Maria wrote often to Margery in Adelaide. Her letters are consistently apologetic and allude to her ill health. She fails to live up to her own expectations of what a good mother in law should be. In September, 1915, in sending ‘just a small remembrance’ for Margery’s birthday  she says: 

It is a great disappointment that I am not able to  send you a piece of my own work as I had hoped, but I have been quite unable to begin anything fresh since you were here.

Later in this letter she says: 

It has been a great disappointment not to be able to reply myself to your letters but I have done absolutely nothing in that way except write to Will as I could. I really felt rather proud of myself last mail for I have been able to send him a letter with out a break for a good many mails past, though earlier in the time I had to miss a good many to my grief.


In 1918 she sends birthday greetings and a gift: 

Nancy has left with me her birthday gift to you which I will enclose with mine. I hope you will feel something of the love which comes with them both. Mine will be valuable to you on that account I know, though in other aspects I am only too conscious of its defects and as it has been a full three and a half years in the making is is far from fresh looking. 


And again, that Xmas she writes 

The accompanying little gift represents us both, dearest. It is chiefly Nancy’s work and I am very doubtful whether my poor attempt has improved it but you will consider more the motive than the result, I know,


In April 1920 Maria and Brian are posted in Malvern, a suburb of Melbourne. Maria’s mother died in November. 


They remained in Melbourne for four years until they returned to Kent Town. In Adelaide Charlotte, visited regularly and details to Margery the state of her health. In April of 1924 Charlotte reports :  

Mrs Wibberley is still very unwell, very depressed and tired, but Nancy says she was like it when she had the journey from the west.  I think Nancy feels she is less able to stand things.

In May Charlotte visited Maria after Church: 

Mrs Wibberley looked very sweet in a pink wrap knitted in that curly wool. She had a sore throat but did not seem ill. She seems much brighter than I thought she would be with Nancy going away. 

These mentions of depression and to distress caused by Nancy going away suggest that the illness is psychological, doesn’t it?


In Spring Charlotte picks roses for her son to take to Mrs Wibberley:

If she gets them in the morning she can have all day to enjoy them. They have lost their first freshness by the next morning. I have not seen her this week yet but hope to tomorrow ….. She is still pretty worried about her maids. I wish she could get someone really dependable. 
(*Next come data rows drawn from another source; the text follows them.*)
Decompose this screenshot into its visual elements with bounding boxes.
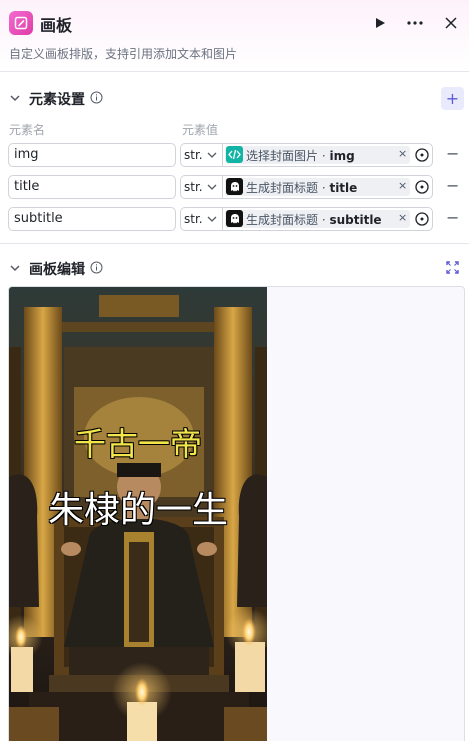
code-plugin-icon	[226, 146, 243, 163]
type-select-label: str.	[184, 180, 203, 194]
panel-title: 画板	[40, 16, 73, 35]
element-row-img: img str. 选择封面图片 · img × −	[0, 143, 469, 167]
reference-field: subtitle	[329, 213, 382, 227]
type-select[interactable]: str.	[181, 144, 223, 166]
plus-icon: +	[445, 89, 460, 108]
canvas-edit-icon	[9, 11, 33, 35]
more-button[interactable]	[404, 12, 426, 34]
elements-section-title: 元素设置	[29, 92, 85, 108]
chevron-down-icon	[207, 152, 217, 158]
reference-source: 生成封面标题 ·	[246, 213, 330, 227]
remove-row-button[interactable]: −	[446, 178, 459, 194]
reference-picker-icon[interactable]	[415, 180, 429, 194]
canvas-section-title: 画板编辑	[29, 262, 85, 278]
add-element-button[interactable]: +	[441, 87, 464, 110]
chevron-down-icon[interactable]	[9, 92, 21, 104]
info-icon[interactable]	[90, 261, 103, 274]
llm-icon	[226, 210, 243, 227]
remove-reference-icon[interactable]: ×	[398, 179, 407, 192]
llm-icon	[226, 178, 243, 195]
element-name-input[interactable]: subtitle	[8, 207, 176, 231]
run-button[interactable]	[369, 12, 391, 34]
canvas-section-header[interactable]: 画板编辑	[0, 257, 469, 279]
canvas-board[interactable]: 千古一帝 朱棣的一生	[8, 286, 465, 741]
type-select-label: str.	[184, 148, 203, 162]
fullscreen-icon[interactable]	[446, 261, 459, 274]
panel-header: 画板 自定义画板排版，支持引用添加文本和图片	[0, 0, 469, 72]
type-select-label: str.	[184, 212, 203, 226]
more-icon	[407, 21, 423, 25]
play-icon	[376, 18, 385, 28]
element-row-subtitle: subtitle str. 生成封面标题 · subtitle × −	[0, 207, 469, 231]
reference-source: 选择封面图片 ·	[246, 149, 330, 163]
close-button[interactable]	[440, 12, 462, 34]
column-header-value: 元素值	[182, 123, 219, 137]
cover-image[interactable]: 千古一帝 朱棣的一生	[9, 287, 267, 741]
close-icon	[445, 17, 457, 29]
chevron-down-icon	[207, 216, 217, 222]
reference-source: 生成封面标题 ·	[246, 181, 330, 195]
element-value-field[interactable]: str. 生成封面标题 · subtitle ×	[180, 207, 433, 231]
reference-picker-icon[interactable]	[415, 212, 429, 226]
element-value-field[interactable]: str. 生成封面标题 · title ×	[180, 175, 433, 199]
canvas-subtitle-text[interactable]: 朱棣的一生	[9, 481, 267, 533]
reference-chip[interactable]: 选择封面图片 · img ×	[225, 146, 410, 164]
panel-subtitle: 自定义画板排版，支持引用添加文本和图片	[9, 47, 238, 61]
type-select[interactable]: str.	[181, 208, 223, 230]
section-divider	[0, 243, 469, 244]
column-header-name: 元素名	[9, 123, 46, 137]
reference-field: title	[329, 181, 358, 195]
info-icon[interactable]	[90, 91, 103, 104]
remove-row-button[interactable]: −	[446, 146, 459, 162]
remove-row-button[interactable]: −	[446, 210, 459, 226]
elements-section-header[interactable]: 元素设置	[0, 87, 469, 109]
reference-chip[interactable]: 生成封面标题 · subtitle ×	[225, 210, 410, 228]
remove-reference-icon[interactable]: ×	[398, 211, 407, 224]
reference-chip[interactable]: 生成封面标题 · title ×	[225, 178, 410, 196]
element-name-input[interactable]: img	[8, 143, 176, 167]
chevron-down-icon	[207, 184, 217, 190]
element-value-field[interactable]: str. 选择封面图片 · img ×	[180, 143, 433, 167]
canvas-title-text[interactable]: 千古一帝	[9, 419, 267, 465]
chevron-down-icon[interactable]	[9, 262, 21, 274]
element-row-title: title str. 生成封面标题 · title × −	[0, 175, 469, 199]
element-name-input[interactable]: title	[8, 175, 176, 199]
reference-field: img	[329, 149, 355, 163]
type-select[interactable]: str.	[181, 176, 223, 198]
reference-picker-icon[interactable]	[415, 148, 429, 162]
remove-reference-icon[interactable]: ×	[398, 147, 407, 160]
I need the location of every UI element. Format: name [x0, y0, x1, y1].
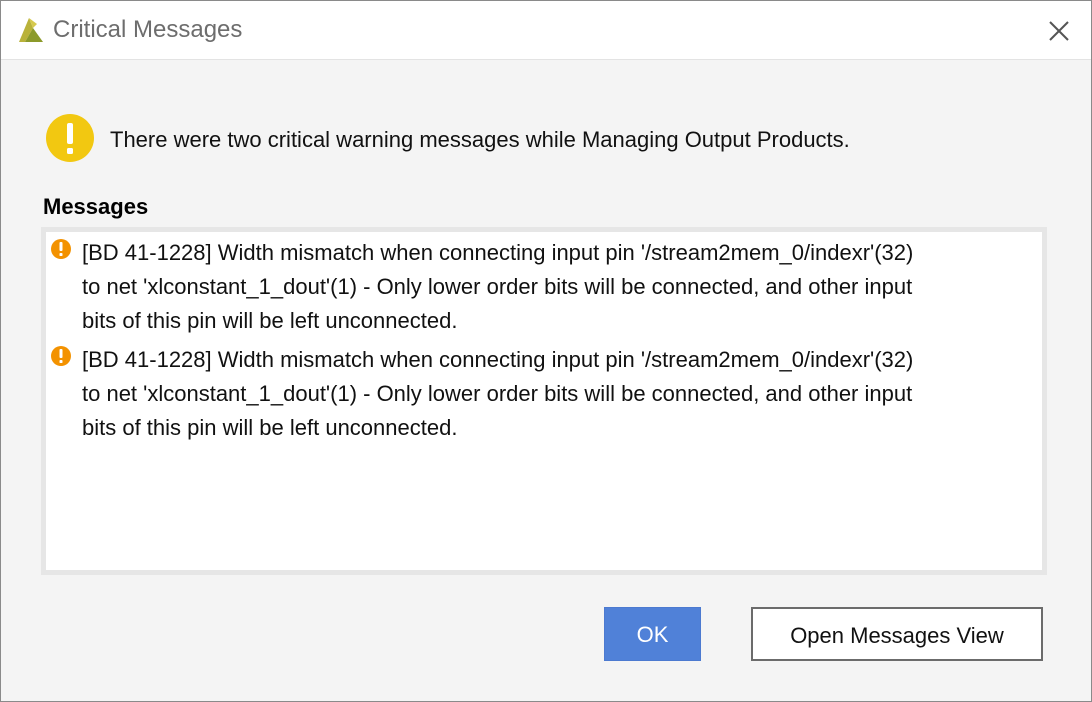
- critical-warning-icon: [51, 239, 71, 259]
- messages-list[interactable]: [BD 41-1228] Width mismatch when connect…: [46, 232, 1042, 570]
- window-title: Critical Messages: [53, 16, 243, 43]
- title-bar: Critical Messages: [1, 1, 1091, 60]
- warning-icon: [46, 114, 94, 162]
- critical-warning-icon: [51, 346, 71, 366]
- ok-button[interactable]: OK: [604, 607, 701, 661]
- message-text: [BD 41-1228] Width mismatch when connect…: [82, 347, 914, 440]
- messages-panel: [BD 41-1228] Width mismatch when connect…: [41, 227, 1047, 575]
- messages-label: Messages: [43, 194, 149, 219]
- close-icon[interactable]: [1041, 13, 1077, 49]
- critical-messages-dialog: Critical Messages There were two critica…: [0, 0, 1092, 702]
- vivado-logo-icon: [19, 18, 43, 42]
- summary-text: There were two critical warning messages…: [110, 127, 850, 152]
- open-messages-view-button[interactable]: Open Messages View: [751, 607, 1043, 661]
- message-text: [BD 41-1228] Width mismatch when connect…: [82, 240, 914, 333]
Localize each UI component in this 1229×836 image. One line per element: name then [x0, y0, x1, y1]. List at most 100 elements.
In early December Charlotte is still engaged in the problem of maids. :

I saw Grandma Wibberley yesterday. She is certainly better and we had a little chat about you all, but of course only for a few minutes. I have been fixing up with a woman to wash and clean a day on alternate weeks.’

In 1926  Charlotte says 

‘Mr Wibberley will be with you tomorrow. …Mrs Wibberley seemed a little better yesterday. She is vey pleased to have Mrs Howatt with her. I feel very relieved as I think she must be fearfully lonely with Mr Wibberley away.’ [Mrs Howatt is Maria’s sister, Edith]


My aunt, Judy Symon, remembers being taken by her aunt, Nancy, as a small child, to visit her grandmother. Judy was struck by the fact that her grandmother never got out of bed. She had a tin of chocolate monkeys and a big box of shells which Judy believes came form Fiji. Probably Brian brought these back as a present when he went there in 1906. 


Maria Ann (née Hunt) Wibberley died in 1935. She was 68. In her Obituary in the Australian Christian Commonwealth, it says: 

Her life was an amazing witness to the triumph of an heroic faith. She was an invalid for over 40 years, and passed though deep waters of affliction. But her beautiful spirit ever reflected to her kinfolk and fiends an endurance and patience which was an unconscious rebuke to the murmurings of those of lesser faith and an inspiration and strength to those who went forth from her quiet room to the clamant task of the world. She often said ‘God’s will was best’.